The pymycobot library offers many functions that are very convenient for controlling the robotic arm.
from pymycobot.mycobot import Mycobot
import time
# connect robot arm
mc = Mycobot(port,baud)
#Control the movement of the robotic arm using angles
mc.send_angles([angles_list],speed)
#Control the movement of the robotic arm using coordinates
mc.send_coords([coords_list],speed,mode)
# Nodding action
def ThumpUpAction(self):
self.mc.send_angles([0.96, 86.22, -98.26, 10.54, 86.92, -2.37], 60)
time.sleep(1.5)
for count in range(3):
self.mc.send_angles([0.79, 2.46, (-8.17), 4.3, 88.94, 0.26], 70)
time.sleep(1)
self.mc.send_angles([(-3.6), 30.32, (-45.79), (-46.84), 97.38, 0.35], 70)
time.sleep(1)
self.mc.send_angles([0.79, 2.46, (-8.17), 4.3, 88.94, 0.26], 70)
time.sleep(1)
self.mc.send_angles([0.96, 86.22, -98.26, 10.54, 86.92, -2.37], 60)
To enhance the readability and modifiability of the overall code, it’s beneficial to create a robotic arm class for easy calling and modification.
class RobotArmController:
def __init__(self,port):
self.mc = MyCobot(port, 115200)
self.init_pose = [0.96, 86.22, -98.26, 10.54, 86.92, -2.37]

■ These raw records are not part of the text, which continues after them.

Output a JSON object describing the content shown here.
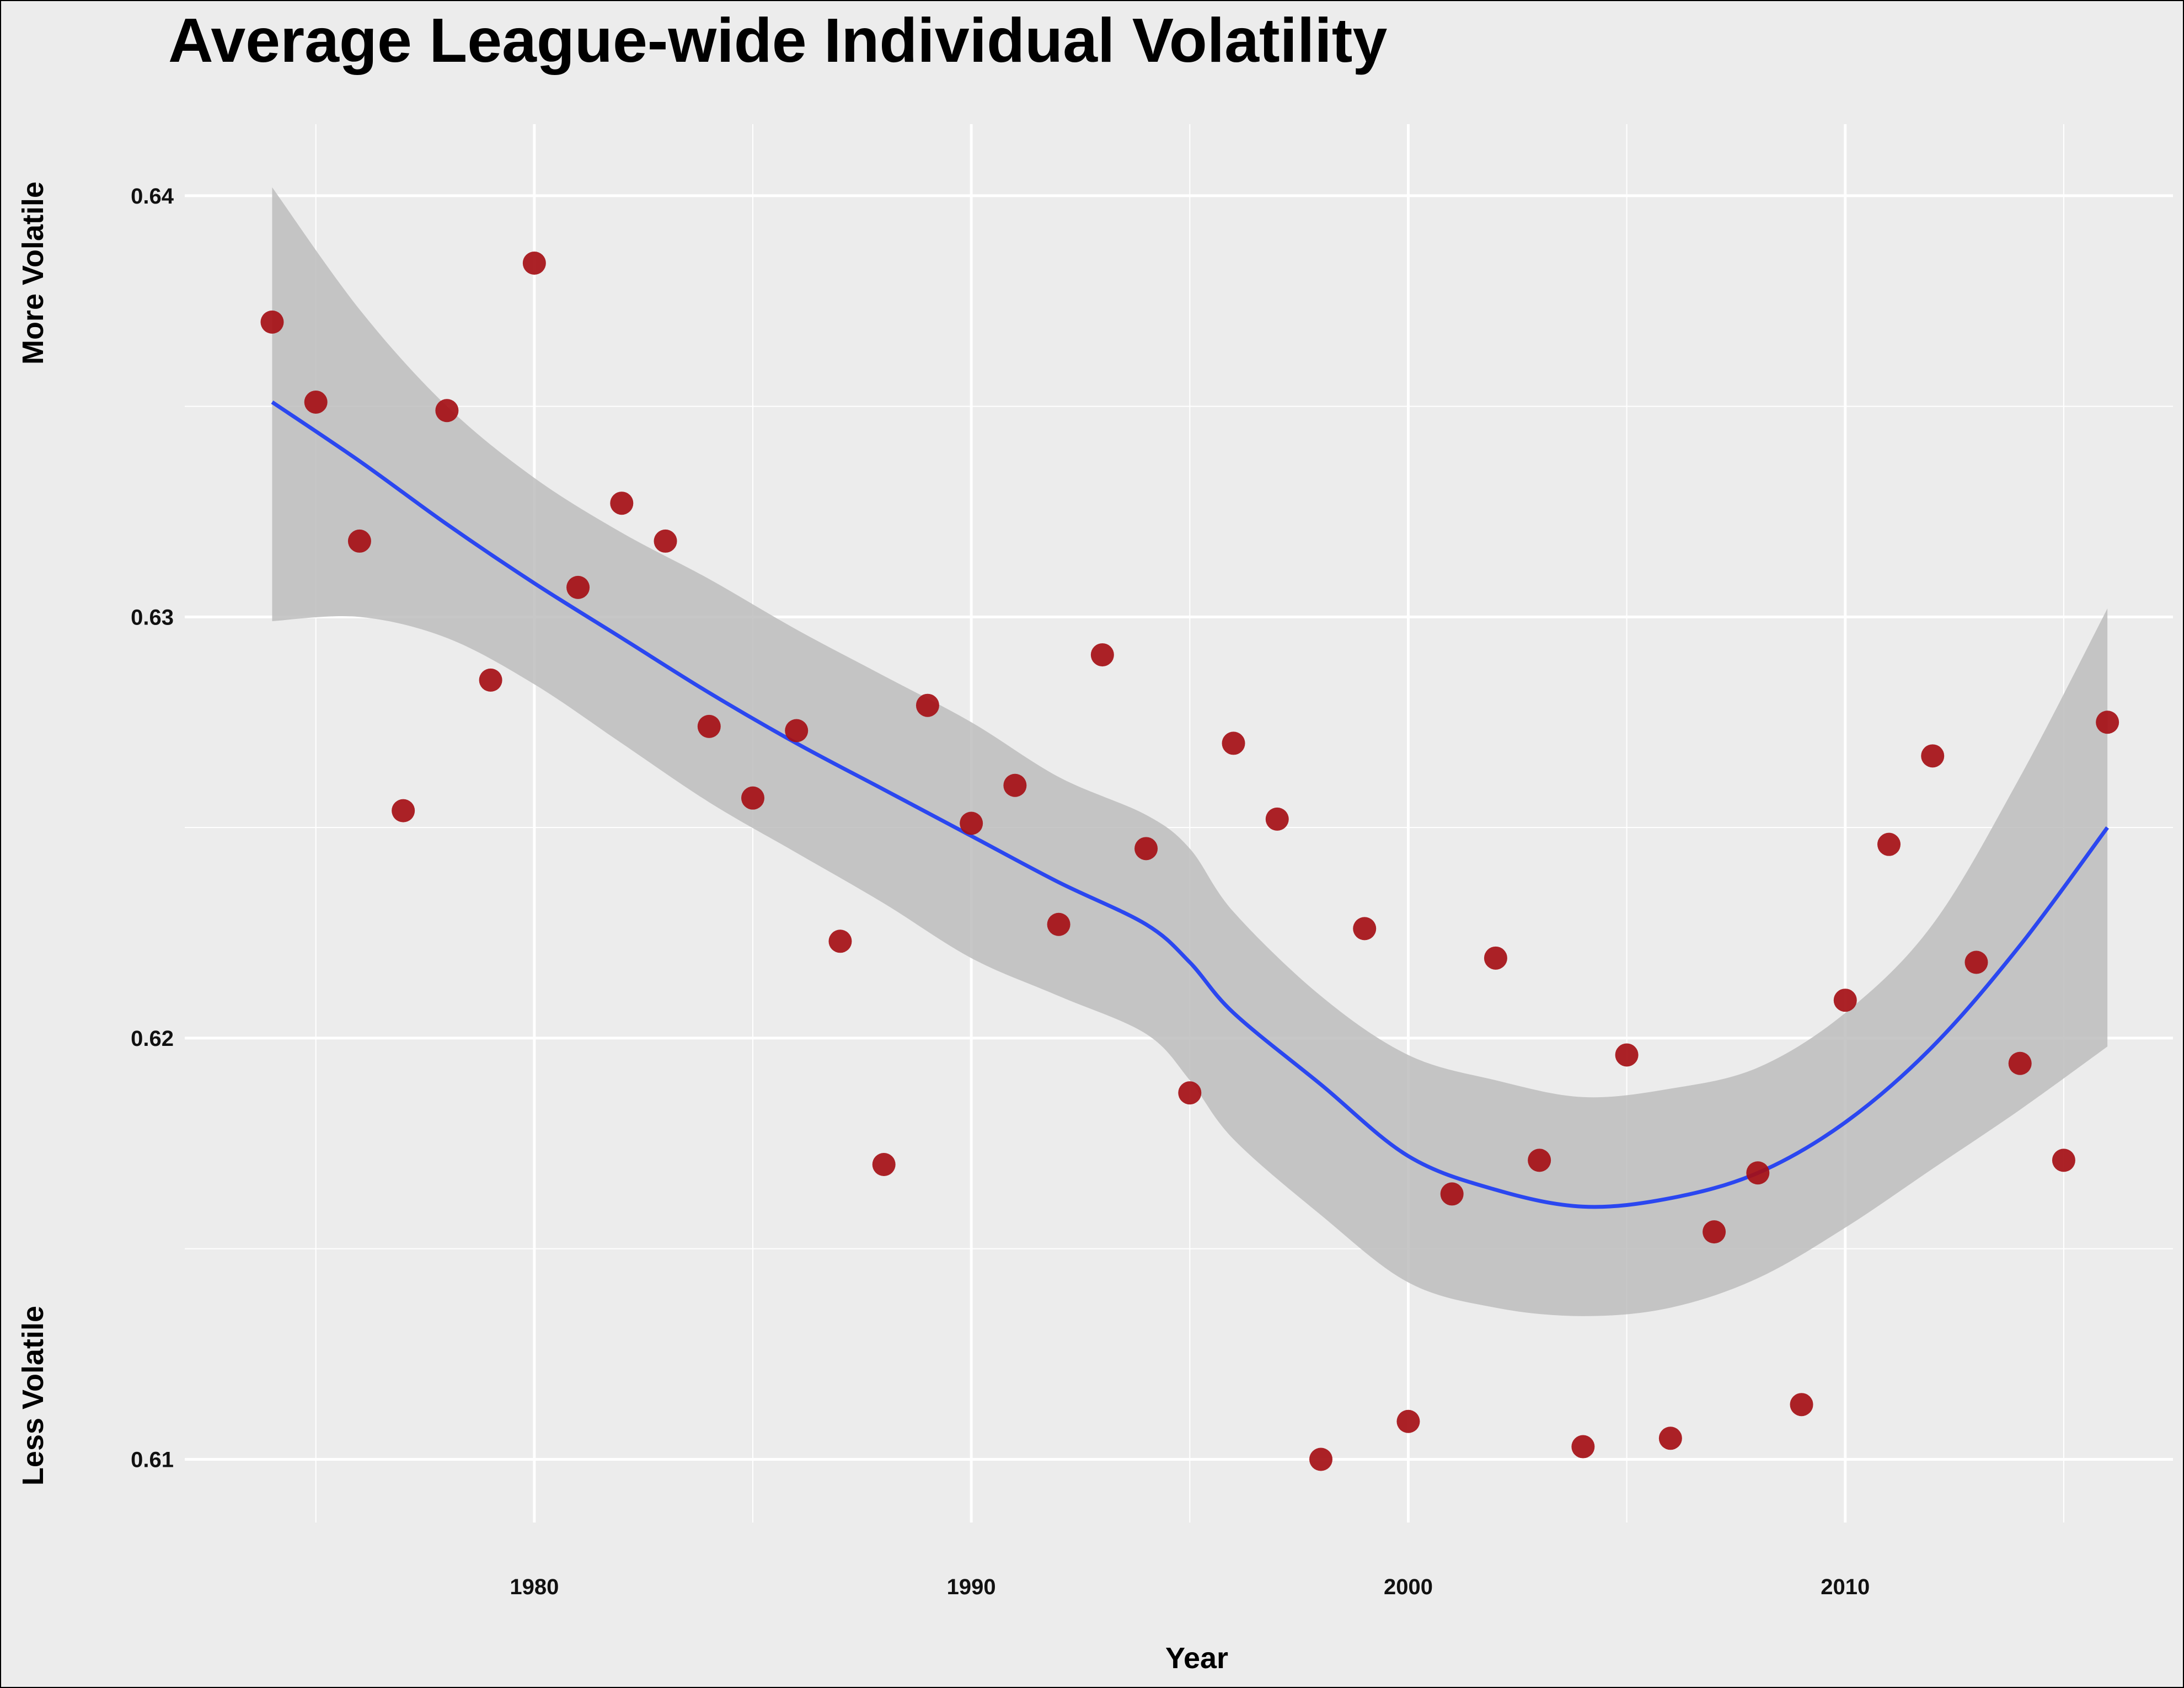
{
  "chart_data": {
    "type": "scatter",
    "title": "Average League-wide Individual Volatility",
    "xlabel": "Year",
    "ylabel_top": "More Volatile",
    "ylabel_bottom": "Less Volatile",
    "xlim": [
      1972,
      2017.5
    ],
    "ylim": [
      0.6085,
      0.6417
    ],
    "x_ticks": [
      1980,
      1990,
      2000,
      2010
    ],
    "x_tick_labels": [
      "1980",
      "1990",
      "2000",
      "2010"
    ],
    "y_ticks": [
      0.61,
      0.62,
      0.63,
      0.64
    ],
    "y_tick_labels": [
      "0.61",
      "0.62",
      "0.63",
      "0.64"
    ],
    "grid": true,
    "colors": {
      "points": "#a50f15",
      "smooth": "#2b47f0",
      "band": "#bdbdbd",
      "background": "#ececec",
      "grid": "#ffffff"
    },
    "points": [
      {
        "x": 1974,
        "y": 0.637
      },
      {
        "x": 1975,
        "y": 0.6351
      },
      {
        "x": 1976,
        "y": 0.6318
      },
      {
        "x": 1977,
        "y": 0.6254
      },
      {
        "x": 1978,
        "y": 0.6349
      },
      {
        "x": 1979,
        "y": 0.6285
      },
      {
        "x": 1980,
        "y": 0.6384
      },
      {
        "x": 1981,
        "y": 0.6307
      },
      {
        "x": 1982,
        "y": 0.6327
      },
      {
        "x": 1983,
        "y": 0.6318
      },
      {
        "x": 1984,
        "y": 0.6274
      },
      {
        "x": 1985,
        "y": 0.6257
      },
      {
        "x": 1986,
        "y": 0.6273
      },
      {
        "x": 1987,
        "y": 0.6223
      },
      {
        "x": 1988,
        "y": 0.617
      },
      {
        "x": 1989,
        "y": 0.6279
      },
      {
        "x": 1990,
        "y": 0.6251
      },
      {
        "x": 1991,
        "y": 0.626
      },
      {
        "x": 1992,
        "y": 0.6227
      },
      {
        "x": 1993,
        "y": 0.6291
      },
      {
        "x": 1994,
        "y": 0.6245
      },
      {
        "x": 1995,
        "y": 0.6187
      },
      {
        "x": 1996,
        "y": 0.627
      },
      {
        "x": 1997,
        "y": 0.6252
      },
      {
        "x": 1998,
        "y": 0.61
      },
      {
        "x": 1999,
        "y": 0.6226
      },
      {
        "x": 2000,
        "y": 0.6109
      },
      {
        "x": 2001,
        "y": 0.6163
      },
      {
        "x": 2002,
        "y": 0.6219
      },
      {
        "x": 2003,
        "y": 0.6171
      },
      {
        "x": 2004,
        "y": 0.6103
      },
      {
        "x": 2005,
        "y": 0.6196
      },
      {
        "x": 2006,
        "y": 0.6105
      },
      {
        "x": 2007,
        "y": 0.6154
      },
      {
        "x": 2008,
        "y": 0.6168
      },
      {
        "x": 2009,
        "y": 0.6113
      },
      {
        "x": 2010,
        "y": 0.6209
      },
      {
        "x": 2011,
        "y": 0.6246
      },
      {
        "x": 2012,
        "y": 0.6267
      },
      {
        "x": 2013,
        "y": 0.6218
      },
      {
        "x": 2014,
        "y": 0.6194
      },
      {
        "x": 2015,
        "y": 0.6171
      },
      {
        "x": 2016,
        "y": 0.6275
      }
    ],
    "smooth": {
      "x": [
        1974,
        1976,
        1978,
        1980,
        1982,
        1984,
        1986,
        1988,
        1990,
        1992,
        1994,
        1995,
        1996,
        1998,
        2000,
        2002,
        2004,
        2006,
        2008,
        2010,
        2012,
        2014,
        2016
      ],
      "y": [
        0.6351,
        0.6337,
        0.6322,
        0.6308,
        0.6295,
        0.6282,
        0.627,
        0.6259,
        0.6248,
        0.6237,
        0.6227,
        0.6218,
        0.6206,
        0.6189,
        0.6172,
        0.6164,
        0.616,
        0.6162,
        0.6168,
        0.618,
        0.6198,
        0.6222,
        0.625
      ],
      "upper": [
        0.6402,
        0.6373,
        0.635,
        0.6333,
        0.632,
        0.6309,
        0.6297,
        0.6286,
        0.6275,
        0.6262,
        0.6253,
        0.6245,
        0.623,
        0.621,
        0.6196,
        0.619,
        0.6186,
        0.6188,
        0.6193,
        0.6206,
        0.6227,
        0.6262,
        0.6302
      ],
      "lower": [
        0.6299,
        0.63,
        0.6295,
        0.6284,
        0.627,
        0.6256,
        0.6244,
        0.6232,
        0.6219,
        0.621,
        0.6201,
        0.619,
        0.6176,
        0.6158,
        0.6142,
        0.6136,
        0.6134,
        0.6136,
        0.6143,
        0.6155,
        0.6169,
        0.6183,
        0.6198
      ]
    }
  }
}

self.coords = [-40, -92.5, 392.7, -92.19, -1.91, -94.14]
self.speed = 60
self.mode = 0
def ThumpUpAction(self):
...
def OtherAction(self):
...
Program Logic Processing
During debugging, some issues arose. When recognizing gestures, continuous recognition meant that if a gesture was recognized 10 times in 1 second, 10 commands would be sent to the robotic arm. This was not what I initially envisioned.

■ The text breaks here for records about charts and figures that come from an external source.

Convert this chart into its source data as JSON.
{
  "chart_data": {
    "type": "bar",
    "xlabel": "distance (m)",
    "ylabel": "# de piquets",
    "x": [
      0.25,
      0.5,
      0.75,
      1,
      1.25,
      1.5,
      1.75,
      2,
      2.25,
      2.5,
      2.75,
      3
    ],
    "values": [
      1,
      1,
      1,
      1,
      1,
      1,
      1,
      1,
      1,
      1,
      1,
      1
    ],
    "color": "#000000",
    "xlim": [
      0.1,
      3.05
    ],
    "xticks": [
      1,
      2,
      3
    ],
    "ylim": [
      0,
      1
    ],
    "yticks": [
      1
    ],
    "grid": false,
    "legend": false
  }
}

Therefore, logical adjustments were needed. Here’s how I addressed it:
# Set a 2-second timeframe to confirm the gesture. Only when a thumbs-up gesture is maintained for 2 seconds, the command to control the robotic arm is issued, using a control variable approach.
#init
#Variable to detect whether gesture exists
gesture_detected = False
#Variable that determines the timing after the gesture appears
gesture_start_time = None
# Set the variable 2s after the gesture appears
gesture_confirmation_time = 2
# When a specific gesture appears, gesture_start_time begins to count. During this period, continuous checks are made. If 2 seconds have passed, the gesture is confirmed, and then the corresponding robotic arm movement for that gesture is executed.

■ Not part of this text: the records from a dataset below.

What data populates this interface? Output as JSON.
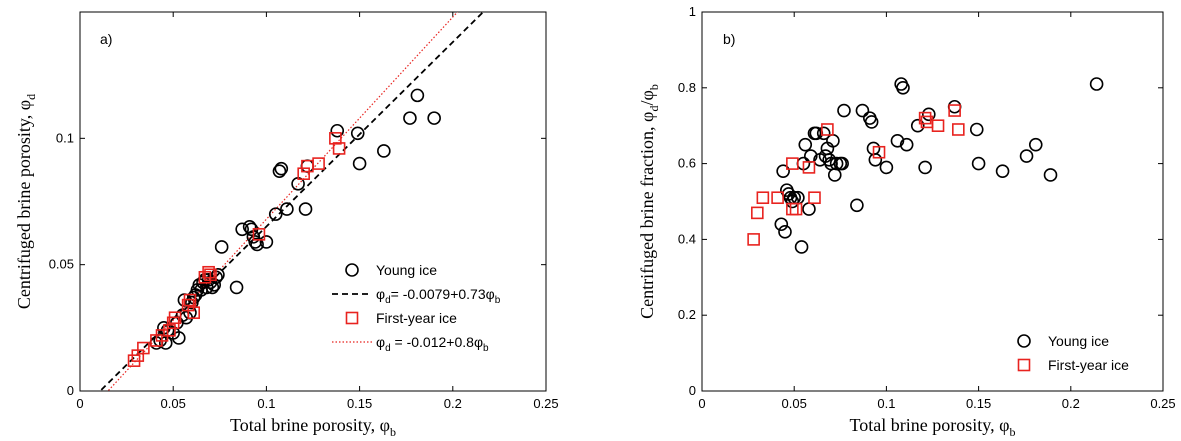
{
  "chart_data": [
    {
      "type": "scatter",
      "panel_label": "a)",
      "xlabel": "Total brine porosity,  ",
      "xlabel_symbol": "φ",
      "xlabel_sub": "b",
      "ylabel": "Centrifuged brine porosity,  ",
      "ylabel_symbol": "φ",
      "ylabel_sub": "d",
      "xlim": [
        0,
        0.25
      ],
      "ylim": [
        0,
        0.15
      ],
      "xticks": [
        "0",
        "0.05",
        "0.1",
        "0.15",
        "0.2",
        "0.25"
      ],
      "xtick_values": [
        0,
        0.05,
        0.1,
        0.15,
        0.2,
        0.25
      ],
      "yticks": [
        "0",
        "0.05",
        "0.1"
      ],
      "ytick_values": [
        0,
        0.05,
        0.1
      ],
      "legend_position": "bottom-right",
      "series": [
        {
          "name": "Young ice",
          "marker": "circle",
          "color": "#000000",
          "points": [
            [
              0.041,
              0.019
            ],
            [
              0.043,
              0.02
            ],
            [
              0.045,
              0.025
            ],
            [
              0.046,
              0.019
            ],
            [
              0.047,
              0.024
            ],
            [
              0.05,
              0.023
            ],
            [
              0.052,
              0.027
            ],
            [
              0.053,
              0.021
            ],
            [
              0.055,
              0.03
            ],
            [
              0.056,
              0.036
            ],
            [
              0.057,
              0.029
            ],
            [
              0.059,
              0.031
            ],
            [
              0.06,
              0.035
            ],
            [
              0.061,
              0.037
            ],
            [
              0.062,
              0.038
            ],
            [
              0.063,
              0.04
            ],
            [
              0.064,
              0.042
            ],
            [
              0.065,
              0.04
            ],
            [
              0.066,
              0.043
            ],
            [
              0.067,
              0.044
            ],
            [
              0.068,
              0.041
            ],
            [
              0.069,
              0.044
            ],
            [
              0.07,
              0.043
            ],
            [
              0.071,
              0.041
            ],
            [
              0.072,
              0.042
            ],
            [
              0.073,
              0.045
            ],
            [
              0.074,
              0.046
            ],
            [
              0.076,
              0.057
            ],
            [
              0.084,
              0.041
            ],
            [
              0.087,
              0.064
            ],
            [
              0.091,
              0.065
            ],
            [
              0.092,
              0.064
            ],
            [
              0.093,
              0.061
            ],
            [
              0.094,
              0.059
            ],
            [
              0.095,
              0.058
            ],
            [
              0.1,
              0.059
            ],
            [
              0.105,
              0.07
            ],
            [
              0.107,
              0.087
            ],
            [
              0.108,
              0.088
            ],
            [
              0.111,
              0.072
            ],
            [
              0.117,
              0.082
            ],
            [
              0.121,
              0.072
            ],
            [
              0.122,
              0.089
            ],
            [
              0.138,
              0.103
            ],
            [
              0.149,
              0.102
            ],
            [
              0.15,
              0.09
            ],
            [
              0.163,
              0.095
            ],
            [
              0.177,
              0.108
            ],
            [
              0.181,
              0.117
            ],
            [
              0.19,
              0.108
            ]
          ]
        },
        {
          "name": "First-year ice",
          "marker": "square",
          "color": "#e8231f",
          "points": [
            [
              0.029,
              0.012
            ],
            [
              0.031,
              0.014
            ],
            [
              0.034,
              0.017
            ],
            [
              0.041,
              0.02
            ],
            [
              0.044,
              0.022
            ],
            [
              0.048,
              0.024
            ],
            [
              0.05,
              0.027
            ],
            [
              0.051,
              0.029
            ],
            [
              0.058,
              0.034
            ],
            [
              0.059,
              0.036
            ],
            [
              0.061,
              0.031
            ],
            [
              0.067,
              0.045
            ],
            [
              0.069,
              0.047
            ],
            [
              0.07,
              0.046
            ],
            [
              0.096,
              0.062
            ],
            [
              0.12,
              0.086
            ],
            [
              0.122,
              0.089
            ],
            [
              0.128,
              0.09
            ],
            [
              0.137,
              0.1
            ],
            [
              0.139,
              0.096
            ]
          ]
        }
      ],
      "fits": [
        {
          "label_symbol": "φ",
          "label_sub": "d",
          "label_text": "= -0.0079+0.73",
          "label_end_symbol": "φ",
          "label_end_sub": "b",
          "intercept": -0.0079,
          "slope": 0.73,
          "style": "dashed",
          "color": "#000000"
        },
        {
          "label_symbol": "φ",
          "label_sub": "d",
          "label_text": " = -0.012+0.8",
          "label_end_symbol": "φ",
          "label_end_sub": "b",
          "intercept": -0.012,
          "slope": 0.8,
          "style": "dotted",
          "color": "#e8231f"
        }
      ]
    },
    {
      "type": "scatter",
      "panel_label": "b)",
      "xlabel": "Total brine porosity,  ",
      "xlabel_symbol": "φ",
      "xlabel_sub": "b",
      "ylabel": "Centrifuged brine fraction,  ",
      "ylabel_symbol": "φ",
      "ylabel_sub": "d",
      "ylabel_slash": "/",
      "ylabel_symbol2": "φ",
      "ylabel_sub2": "b",
      "xlim": [
        0,
        0.25
      ],
      "ylim": [
        0,
        1
      ],
      "xticks": [
        "0",
        "0.05",
        "0.1",
        "0.15",
        "0.2",
        "0.25"
      ],
      "xtick_values": [
        0,
        0.05,
        0.1,
        0.15,
        0.2,
        0.25
      ],
      "yticks": [
        "0",
        "0.2",
        "0.4",
        "0.6",
        "0.8",
        "1"
      ],
      "ytick_values": [
        0,
        0.2,
        0.4,
        0.6,
        0.8,
        1
      ],
      "legend_position": "bottom-right",
      "series": [
        {
          "name": "Young ice",
          "marker": "circle",
          "color": "#000000",
          "points": [
            [
              0.043,
              0.44
            ],
            [
              0.044,
              0.58
            ],
            [
              0.045,
              0.42
            ],
            [
              0.046,
              0.53
            ],
            [
              0.047,
              0.52
            ],
            [
              0.048,
              0.51
            ],
            [
              0.049,
              0.5
            ],
            [
              0.05,
              0.51
            ],
            [
              0.052,
              0.51
            ],
            [
              0.054,
              0.38
            ],
            [
              0.055,
              0.6
            ],
            [
              0.056,
              0.65
            ],
            [
              0.058,
              0.48
            ],
            [
              0.059,
              0.62
            ],
            [
              0.061,
              0.68
            ],
            [
              0.062,
              0.68
            ],
            [
              0.064,
              0.61
            ],
            [
              0.066,
              0.68
            ],
            [
              0.067,
              0.62
            ],
            [
              0.068,
              0.64
            ],
            [
              0.069,
              0.61
            ],
            [
              0.07,
              0.6
            ],
            [
              0.071,
              0.66
            ],
            [
              0.072,
              0.57
            ],
            [
              0.073,
              0.6
            ],
            [
              0.075,
              0.6
            ],
            [
              0.076,
              0.6
            ],
            [
              0.077,
              0.74
            ],
            [
              0.084,
              0.49
            ],
            [
              0.087,
              0.74
            ],
            [
              0.091,
              0.72
            ],
            [
              0.092,
              0.71
            ],
            [
              0.093,
              0.64
            ],
            [
              0.094,
              0.61
            ],
            [
              0.1,
              0.59
            ],
            [
              0.106,
              0.66
            ],
            [
              0.108,
              0.81
            ],
            [
              0.109,
              0.8
            ],
            [
              0.111,
              0.65
            ],
            [
              0.117,
              0.7
            ],
            [
              0.121,
              0.59
            ],
            [
              0.123,
              0.73
            ],
            [
              0.137,
              0.75
            ],
            [
              0.149,
              0.69
            ],
            [
              0.15,
              0.6
            ],
            [
              0.163,
              0.58
            ],
            [
              0.176,
              0.62
            ],
            [
              0.181,
              0.65
            ],
            [
              0.189,
              0.57
            ],
            [
              0.214,
              0.81
            ]
          ]
        },
        {
          "name": "First-year ice",
          "marker": "square",
          "color": "#e8231f",
          "points": [
            [
              0.028,
              0.4
            ],
            [
              0.03,
              0.47
            ],
            [
              0.033,
              0.51
            ],
            [
              0.041,
              0.51
            ],
            [
              0.049,
              0.48
            ],
            [
              0.049,
              0.6
            ],
            [
              0.051,
              0.48
            ],
            [
              0.058,
              0.59
            ],
            [
              0.061,
              0.51
            ],
            [
              0.068,
              0.69
            ],
            [
              0.096,
              0.63
            ],
            [
              0.121,
              0.72
            ],
            [
              0.122,
              0.71
            ],
            [
              0.128,
              0.7
            ],
            [
              0.137,
              0.74
            ],
            [
              0.139,
              0.69
            ]
          ]
        }
      ]
    }
  ]
}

current_time = time.time()
if current_gesture:
if not gesture_detected:
gesture_detected = True
gesture_start_time = current_time
elif current_time - gesture_start_time > gesture_confirmation_time and not action_triggered:
if current_gesture == "thumb_up":
robotic arm action()
However, this is still not sufficient, as the hand maintaining the gesture for over 2 seconds would continue sending commands to the robotic arm. Here, we need to set a cooldown period to allow sufficient time for the robotic arm to complete its movement.
action_triggered = False
cooldown_start_time = None
cooldown_period = 2
Complete code:
# process gesture
current_time = time.time()
if current_gesture:
if not gesture_detected:
gesture_detected = True
gesture_start_time = current_time
elif current_time - gesture_start_time > gesture_confirmation_time and not action_triggered:
#Perform corresponding actions based on gestures
if current_gesture == "thumb_up":
print('good good')
mc.thum_up()
elif current_gesture == "palm_open":
print('forward')
mc.increment_x_and_send()
# You can add more gestures and corresponding action judgments
action_triggered = True
cooldown_start_time = current_time
else:
gesture_detected = False
gesture_start_time = None
if action_triggered and current_time - cooldown_start_time > cooldown_period:
print('can continue')
action_triggered = False
cooldown_start_time = None
Video
Summary
This project demonstrates a method of using gesture recognition to control the myCobot 320, creating a new form of human-machine interaction. Although currently only a limited number of gestures and corresponding robotic arm movements have been implemented, it lays the groundwork for broader applications of robotic arms in the future. The innovative attempt to combine gestures with robotic arm control has not only improved my programming skills but also enhanced my problem-solving abilities, providing valuable experience for future related projects.